Lecciones: plataformas antidesahucios, mareas blancas, protestas canarias contra las prospecciones petrolíferas, Gamonal, redes que luchan contra el fraude fiscal y los paraísos del dinero colaborando con jueces y funcionarios independientes, huelgas puntuales que triunfan y tocan las narices, mujeres que se unen -ese tren de las mujeres parido en Asturias- para denunciar la ley contra el aborto, estudiantes y maestros antiWert, trabajadores despedidos que se organizan, denuncian y, a veces, ganan. Lecciones, sueltas pero no desmembradas, que no pueden caer en saco ni en bolsa ni en conciencia rotas.
Porque cuando esta pesadilla real -no confundir con la real pesadilla, que también existe- haya terminado, es decir, cuando ya no les tengamos hasta en el útero y en la sopa de Cáritas, cuando ya no manden, y aunque debamos vivir con las consecuencias del interminable tiempo en que estuvieron, eso es lo que nos quedará. Quizá hayamos aprendido algo.
Que no se les puede dejar solos. Ni a estos, ni a los que estuvieron antes, ni a los que vendrán. Y que los que vengan deberíamos ser nosotros.
Una nueva forma de democracia, interiorizada por cada miembro de la ciudadanía, tiene que surgir del gran descalabro que estamos sufriendo. No puede ser que, con el Gobierno de los peores, se hundan solo las esperanzas de los mejores. Tienen que hundirse también ellos. Hundirse, no ahogarse, pues cada sociedad debe tolerar aquello que ella misma produce. Pero cuando pretendan montarse en el trasatlántico insignia e intenten navegar por encima de nuestras nucas y deslizarse sobre nuestras espaldas rendidas, nosotros, puestos en pie, trabajosa pero completamente en pie, que es como el ser humano muestra su verdadera estatura, hemos de reaccionar y darles con el remo -delicados golpecillos correctores- para indicarles que regresen a la flota común, sin la cual ni ellos ni nosotros podríamos afrontar ninguna singladura.
Ni estos, ni quienes les precedieron en el Gobierno, ya nunca más deben mantenerse como una fuerza refractaria, una fortaleza que, por dentro, trabaja para sus intereses y, por fuera, se cisca en el pueblo al que dice representar.
No es nuestro problema únicamente. Las democracias necesitan ser recompuestas, repensadas partiendo de algo tan viejo que nos parece novedoso: la participación activa y constante del ciudadano, consciente tanto de sus derechos como de sus deberes.

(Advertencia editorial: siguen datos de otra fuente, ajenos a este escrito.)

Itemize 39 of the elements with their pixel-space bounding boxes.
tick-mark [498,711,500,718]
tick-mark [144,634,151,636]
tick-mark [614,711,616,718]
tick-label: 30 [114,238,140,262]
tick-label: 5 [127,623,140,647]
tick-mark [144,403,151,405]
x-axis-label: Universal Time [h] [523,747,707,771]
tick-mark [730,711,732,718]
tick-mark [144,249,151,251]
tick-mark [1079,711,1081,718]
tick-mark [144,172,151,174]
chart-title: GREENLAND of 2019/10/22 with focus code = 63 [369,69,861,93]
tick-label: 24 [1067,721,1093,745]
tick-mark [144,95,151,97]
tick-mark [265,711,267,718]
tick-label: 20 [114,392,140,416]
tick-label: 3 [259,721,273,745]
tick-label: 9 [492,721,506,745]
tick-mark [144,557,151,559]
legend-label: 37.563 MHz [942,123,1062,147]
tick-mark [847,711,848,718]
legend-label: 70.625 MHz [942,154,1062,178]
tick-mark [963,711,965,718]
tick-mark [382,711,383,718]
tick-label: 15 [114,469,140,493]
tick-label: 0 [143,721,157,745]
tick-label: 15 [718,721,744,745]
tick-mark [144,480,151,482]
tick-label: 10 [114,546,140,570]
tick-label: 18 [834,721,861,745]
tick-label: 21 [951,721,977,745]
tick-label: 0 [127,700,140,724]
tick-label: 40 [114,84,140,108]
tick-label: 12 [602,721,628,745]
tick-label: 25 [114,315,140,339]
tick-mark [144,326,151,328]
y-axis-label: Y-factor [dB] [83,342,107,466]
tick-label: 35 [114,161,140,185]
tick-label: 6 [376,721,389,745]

Cierto, siempre habrá una parte amorfa de la población que será biológica o interesadamente conservadora, y en parte xenófoba, y además patriarcal, y sobre todo tan choriza como aquellos a quienes vota. Bueno, nadie es perfecto. Y precisamente porque esa roca mohosa suele ser la porción más inamovible e insistente, y menos permeable a los cambios para bien, conviene que el resto, aquellos que siempre desearon -o que, por el camino, aprendieron a hacerlo- dejar un mundo mejor que el que se les legó, se pongan, nos pongamos las pilas.
No hay que dinamitar los Parlamentos, pero hay que vaciarlos de señoritos y llenarlos con ciudadanos que den la cara por aquellos a quienes representan, y que estén dispuestos a que los representados les manden al carajo, literal y puntualmente, si no cumplen con lo prometido o si no saben decidir, sobre la marcha, lo que nos conviene.
No hay que cargarse el sistema, sino aprovechar sus resquicios para cambiarlo. Y no hay que tener miedo. Porque el miedo es el padre de todas las derrotas.
Y hay que votar. Hacerlo bien, cuidadosamente, en las elecciones europeas, será una buen ensayo.
Nota a modo de poscoito: cómo me gustaría que el PP, en su convención vallisoletana, organizara un torneo medieval, tipo Juicio de Dios, para que los más píos del corral -y los hay de todos los sexos- se batieran a lanzazos y mazazos para hacerse con la legación de España en el Vaticano y los negocios que tal prebenda mueve en la Roma que nos nombró, hace siglos, católicos honoríficos. Bajo toldo, presidiendo, Mariano Rajoy, con trenzas rubias hasta las rodillas y un pañuelín azul para el vencedor.